Sono passati 60 anni da quei fatti e continuano le minacce, le cospirazioni, le spie, i venduti, i mercenari, la danza dei milioni, le verità a metà, le menzogne complete, il bianco e il nero, i blocchi e la retorica anticomunista, e anche la piccola storia e la Grande Storia.

 

E’ passato molto tempo da quando un ragazzo di nome Silvio e cognome Rodrìguez decise di salire su una barca che portava il nome di Playa Giròn, e là compose una delle sue canzoni più commoventi (1), che parla tra le righe dell’eroismo dell’aprile 1961 ed esplicitamente degli eroi della quotidianità dura e invisibile in un paese che è stato per troppo tempo ostaggio degli affari interni di una politica imperiale: “Compagni storici, tenendo conto di quanto implacabile debba essere la verità, vorrei chiedere – ne ho proprio bisogno – cosa dovrei dire, quali frontiere dovrei rispettare? Se qualcuno ruba del cibo e poi dà la vita, che fare? Fino a dove dobbiamo praticare le verità? Fino a dove sappiamo? Che scrivano, allora la storia, la loro storia, gli uomini del ‘Playa Giròn’”.
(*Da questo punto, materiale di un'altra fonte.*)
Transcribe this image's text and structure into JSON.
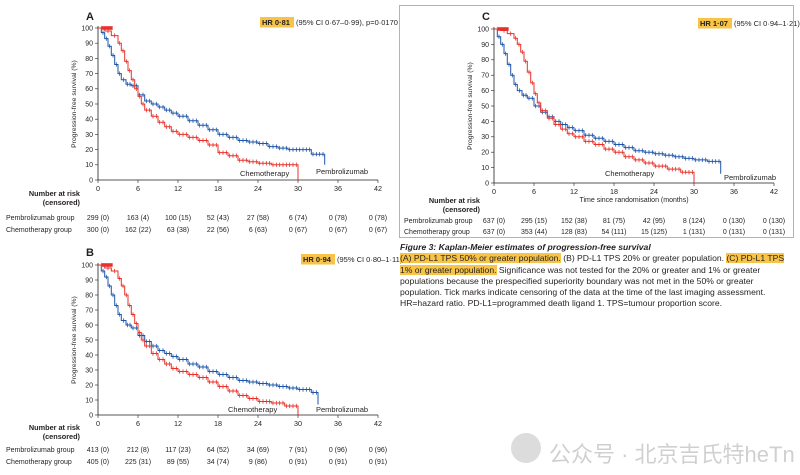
{
  "figure": {
    "caption": {
      "title": "Figure 3: Kaplan-Meier estimates of progression-free survival",
      "a_label": "(A) PD-L1 TPS 50% or greater population.",
      "b_label": "(B) PD-L1 TPS 20% or greater population.",
      "c_label": "(C) PD-L1 TPS 1% or greater population.",
      "body": "Significance was not tested for the 20% or greater and 1% or greater populations because the prespecified superiority boundary was not met in the 50% or greater population. Tick marks indicate censoring of the data at the time of the last imaging assessment. HR=hazard ratio. PD-L1=programmed death ligand 1. TPS=tumour proportion score."
    },
    "colors": {
      "pembrolizumab": "#1f55a8",
      "chemotherapy": "#e8312a",
      "highlight": "#f7c448",
      "frame": "#d5a3b0"
    },
    "watermark": {
      "icon": "wechat-icon",
      "text": "公众号 · 北京吉氏特heTn"
    }
  },
  "chart_data": [
    {
      "panel": "A",
      "type": "line",
      "hr_value": "HR 0·81",
      "hr_ci": "(95% CI 0·67–0·99), p=0·0170",
      "ylabel": "Progression-free survival (%)",
      "xlabel": "",
      "xlim": [
        0,
        42
      ],
      "ylim": [
        0,
        100
      ],
      "xticks": [
        0,
        6,
        12,
        18,
        24,
        30,
        36,
        42
      ],
      "yticks": [
        0,
        10,
        20,
        30,
        40,
        50,
        60,
        70,
        80,
        90,
        100
      ],
      "series": [
        {
          "name": "Pembrolizumab",
          "color": "#1f55a8",
          "x": [
            0,
            0.5,
            1.0,
            1.5,
            2.0,
            2.5,
            3.0,
            3.5,
            4.2,
            5.0,
            6.0,
            7.0,
            8.0,
            9.0,
            10.0,
            11.0,
            12.0,
            13.5,
            15.0,
            16.5,
            18.0,
            19.5,
            21.0,
            22.5,
            24.0,
            25.5,
            27.0,
            28.5,
            30.0,
            32.0,
            34.0,
            34.0
          ],
          "y": [
            100,
            97,
            93,
            88,
            82,
            76,
            70,
            66,
            63,
            62,
            56,
            52,
            50,
            48,
            46,
            44,
            42,
            39,
            36,
            33,
            30,
            28,
            26,
            25,
            24,
            22,
            21,
            20,
            20,
            17,
            15,
            10
          ]
        },
        {
          "name": "Chemotherapy",
          "color": "#e8312a",
          "x": [
            0,
            1.0,
            2.0,
            3.0,
            3.5,
            4.0,
            4.5,
            5.0,
            5.5,
            6.0,
            6.5,
            7.0,
            8.0,
            9.0,
            10.0,
            11.0,
            12.0,
            13.5,
            15.0,
            16.5,
            18.0,
            19.5,
            21.0,
            22.5,
            24.0,
            26.0,
            28.0,
            30.0,
            30.0
          ],
          "y": [
            100,
            98,
            95,
            90,
            85,
            78,
            72,
            66,
            60,
            55,
            50,
            46,
            42,
            38,
            35,
            32,
            30,
            28,
            26,
            23,
            18,
            16,
            13,
            12,
            11,
            10,
            10,
            10,
            0
          ]
        }
      ],
      "risk_title": "Number at risk\n(censored)",
      "risk": [
        {
          "group": "Pembrolizumab group",
          "values": [
            "299 (0)",
            "163 (4)",
            "100 (15)",
            "52 (43)",
            "27 (58)",
            "6 (74)",
            "0 (78)",
            "0 (78)"
          ]
        },
        {
          "group": "Chemotherapy group",
          "values": [
            "300 (0)",
            "162 (22)",
            "63 (38)",
            "22 (56)",
            "6 (63)",
            "0 (67)",
            "0 (67)",
            "0 (67)"
          ]
        }
      ],
      "annotations": [
        "Chemotherapy",
        "Pembrolizumab"
      ]
    },
    {
      "panel": "B",
      "type": "line",
      "hr_value": "HR 0·94",
      "hr_ci": "(95% CI 0·80–1·11)",
      "ylabel": "Progression-free survival (%)",
      "xlabel": "",
      "xlim": [
        0,
        42
      ],
      "ylim": [
        0,
        100
      ],
      "xticks": [
        0,
        6,
        12,
        18,
        24,
        30,
        36,
        42
      ],
      "yticks": [
        0,
        10,
        20,
        30,
        40,
        50,
        60,
        70,
        80,
        90,
        100
      ],
      "series": [
        {
          "name": "Pembrolizumab",
          "color": "#1f55a8",
          "x": [
            0,
            0.5,
            1.0,
            1.5,
            2.0,
            2.5,
            3.0,
            3.5,
            4.2,
            5.0,
            6.0,
            7.0,
            8.0,
            9.0,
            10.0,
            11.0,
            12.0,
            13.5,
            15.0,
            16.5,
            18.0,
            19.5,
            21.0,
            22.5,
            24.0,
            25.5,
            27.0,
            28.5,
            30.0,
            32.0,
            33.0,
            33.0
          ],
          "y": [
            100,
            96,
            92,
            86,
            80,
            73,
            67,
            63,
            60,
            58,
            53,
            49,
            46,
            43,
            41,
            39,
            37,
            34,
            32,
            29,
            27,
            25,
            23,
            22,
            21,
            20,
            19,
            18,
            17,
            15,
            13,
            7
          ]
        },
        {
          "name": "Chemotherapy",
          "color": "#e8312a",
          "x": [
            0,
            1.0,
            2.0,
            3.0,
            3.5,
            4.0,
            4.5,
            5.0,
            5.5,
            6.0,
            6.5,
            7.0,
            8.0,
            9.0,
            10.0,
            11.0,
            12.0,
            13.5,
            15.0,
            16.5,
            18.0,
            19.5,
            21.0,
            22.5,
            24.0,
            26.0,
            28.0,
            30.0,
            30.0
          ],
          "y": [
            100,
            98,
            96,
            91,
            86,
            80,
            73,
            67,
            61,
            55,
            50,
            46,
            41,
            37,
            34,
            31,
            29,
            27,
            25,
            22,
            19,
            16,
            13,
            11,
            9,
            8,
            6,
            5,
            0
          ]
        }
      ],
      "risk_title": "Number at risk\n(censored)",
      "risk": [
        {
          "group": "Pembrolizumab group",
          "values": [
            "413 (0)",
            "212 (8)",
            "117 (23)",
            "64 (52)",
            "34 (69)",
            "7 (91)",
            "0 (96)",
            "0 (96)"
          ]
        },
        {
          "group": "Chemotherapy group",
          "values": [
            "405 (0)",
            "225 (31)",
            "89 (55)",
            "34 (74)",
            "9 (86)",
            "0 (91)",
            "0 (91)",
            "0 (91)"
          ]
        }
      ],
      "annotations": [
        "Chemotherapy",
        "Pembrolizumab"
      ]
    },
    {
      "panel": "C",
      "type": "line",
      "hr_value": "HR 1·07",
      "hr_ci": "(95% CI 0·94–1·21)",
      "ylabel": "Progression-free survival (%)",
      "xlabel": "Time since randomisation (months)",
      "xlim": [
        0,
        42
      ],
      "ylim": [
        0,
        100
      ],
      "xticks": [
        0,
        6,
        12,
        18,
        24,
        30,
        36,
        42
      ],
      "yticks": [
        0,
        10,
        20,
        30,
        40,
        50,
        60,
        70,
        80,
        90,
        100
      ],
      "series": [
        {
          "name": "Pembrolizumab",
          "color": "#1f55a8",
          "x": [
            0,
            0.5,
            1.0,
            1.5,
            2.0,
            2.5,
            3.0,
            3.5,
            4.2,
            5.0,
            6.0,
            7.0,
            8.0,
            9.0,
            10.0,
            11.0,
            12.0,
            13.5,
            15.0,
            16.5,
            18.0,
            19.5,
            21.0,
            22.5,
            24.0,
            25.5,
            27.0,
            28.5,
            30.0,
            32.0,
            34.0,
            34.0
          ],
          "y": [
            100,
            95,
            90,
            84,
            77,
            70,
            64,
            60,
            57,
            55,
            50,
            46,
            43,
            40,
            38,
            36,
            34,
            31,
            29,
            27,
            25,
            23,
            21,
            20,
            19,
            18,
            17,
            16,
            15,
            14,
            13,
            6
          ]
        },
        {
          "name": "Chemotherapy",
          "color": "#e8312a",
          "x": [
            0,
            1.0,
            2.0,
            3.0,
            3.5,
            4.0,
            4.5,
            5.0,
            5.5,
            6.0,
            6.5,
            7.0,
            8.0,
            9.0,
            10.0,
            11.0,
            12.0,
            13.5,
            15.0,
            16.5,
            18.0,
            19.5,
            21.0,
            22.5,
            24.0,
            26.0,
            28.0,
            30.0,
            30.0
          ],
          "y": [
            100,
            99,
            97,
            94,
            90,
            85,
            79,
            72,
            65,
            58,
            52,
            47,
            42,
            38,
            35,
            32,
            30,
            27,
            25,
            22,
            20,
            17,
            15,
            13,
            11,
            9,
            7,
            5,
            0
          ]
        }
      ],
      "risk_title": "Number at risk\n(censored)",
      "risk": [
        {
          "group": "Pembrolizumab group",
          "values": [
            "637 (0)",
            "295 (15)",
            "152 (38)",
            "81 (75)",
            "42 (95)",
            "8 (124)",
            "0 (130)",
            "0 (130)"
          ]
        },
        {
          "group": "Chemotherapy group",
          "values": [
            "637 (0)",
            "353 (44)",
            "128 (83)",
            "54 (111)",
            "15 (125)",
            "1 (131)",
            "0 (131)",
            "0 (131)"
          ]
        }
      ],
      "annotations": [
        "Chemotherapy",
        "Pembrolizumab"
      ]
    }
  ]
}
La canzone di Silvio è dedicata all’eroe (e all’eroina) puro, forte e silenzioso, quello che ha resistito a tutto ciò che è venuto dopo, quello che passa silenziosamente, quello che commette degli errori e poi si dimostra all’altezza delle circostanze, quello che ha reso possibile il fatto che la Rivoluzione cubana abbia avuto un così lungo respiro.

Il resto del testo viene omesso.